When it comes to dieting, there are many different opinions as to what is “best.”

Cutting out certain foods, limiting portions and counting calories are all good ways to lose weight, but what about watching your diet through the week and allowing a “cheat meal” or “cheat day” on weekends?

Tom Nikkola, director of nutrition and weight management at Life Time Fitness ( gives his take on the subject:

“For some, limiting addictive, processed foods to once a week can make cravings stronger and all consuming. They find themselves developing an abnormal focus on their cheat meal, which can easily turn into more of a binge than a meal,” says Nikkola. “If that sounds like you, cheating is probably not a good idea.”

“Cheat foods” often have excessive amounts of gluten, sugar, salt, fat, preservatives, artificial flavors, MSG and other undesirable additives. Although we know excesses aren’t healthy, its can be easy to justify eating these types of foods because we tell ourselves it’s just once a week. But taking a step back before your binge meal could be an eye-opener. For example, is it really in your best interest to eat 52 pizzas in a year or 52 pints of ice cream? Whatever your cheat food is, if it’s on a weekly basis, taking a closer look may help you to choose more wisely, or even better, decide to eat healthy every day.

When we pig out, we often try to make up for overeating by skipping meals or cutting calories drastically to try to compensate. This form of yo-yo eating can wreak havoc on the body.

“Give yourself a break and get back on course to living a healthy way of life,” says Nikkola.
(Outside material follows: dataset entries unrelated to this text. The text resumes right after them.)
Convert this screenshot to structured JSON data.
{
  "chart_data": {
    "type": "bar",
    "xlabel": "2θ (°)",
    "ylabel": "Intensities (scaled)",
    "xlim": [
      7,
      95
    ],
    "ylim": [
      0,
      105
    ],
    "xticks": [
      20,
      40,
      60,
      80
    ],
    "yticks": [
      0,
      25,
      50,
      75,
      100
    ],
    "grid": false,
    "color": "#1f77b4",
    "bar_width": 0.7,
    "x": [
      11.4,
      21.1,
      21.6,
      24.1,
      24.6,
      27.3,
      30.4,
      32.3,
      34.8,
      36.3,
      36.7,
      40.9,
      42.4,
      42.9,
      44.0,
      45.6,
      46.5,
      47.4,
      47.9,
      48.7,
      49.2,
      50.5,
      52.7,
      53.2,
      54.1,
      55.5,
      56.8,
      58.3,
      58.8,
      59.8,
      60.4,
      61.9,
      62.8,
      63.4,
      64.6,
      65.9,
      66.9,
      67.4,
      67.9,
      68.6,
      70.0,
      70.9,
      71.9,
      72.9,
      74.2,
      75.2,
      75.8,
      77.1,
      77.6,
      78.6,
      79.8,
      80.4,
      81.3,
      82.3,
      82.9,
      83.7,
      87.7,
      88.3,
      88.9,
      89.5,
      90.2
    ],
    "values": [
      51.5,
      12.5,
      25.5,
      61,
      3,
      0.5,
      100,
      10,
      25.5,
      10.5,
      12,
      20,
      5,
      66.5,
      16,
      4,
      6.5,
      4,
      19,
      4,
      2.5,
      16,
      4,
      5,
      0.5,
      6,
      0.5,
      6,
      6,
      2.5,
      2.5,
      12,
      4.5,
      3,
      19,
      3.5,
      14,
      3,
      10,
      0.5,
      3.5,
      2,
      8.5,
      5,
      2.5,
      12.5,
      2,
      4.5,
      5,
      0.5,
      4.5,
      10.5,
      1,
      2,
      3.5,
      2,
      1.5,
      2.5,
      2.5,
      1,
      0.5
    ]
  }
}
The bottom line is that we each must decide what benefits us when it comes to what and how we eat. If your diet has resulted in long-term weight loss, your energy is good, and you have healthy cholesterol and blood pressure, it’s a pretty safe bet you are on the right track. On the other hand, if you always seem to be on one diet or another without seeing results, it’s definitely time to get to the root of the problem and find out why. Along with diet of course, there must be a reasonable amount of daily activity to go along with it. Most experts recommend at least one hour of physical activity most days of the week if weight loss is needed, which can be broken down into small segments. It doesn’t take a lot, but it does take consistency in thought and action.

Ideally, consuming a great diet and getting some exercise should be a “want to,” not a “have to.” It’s not about being fanatical, it’s about behaving according to how healthy you want to be.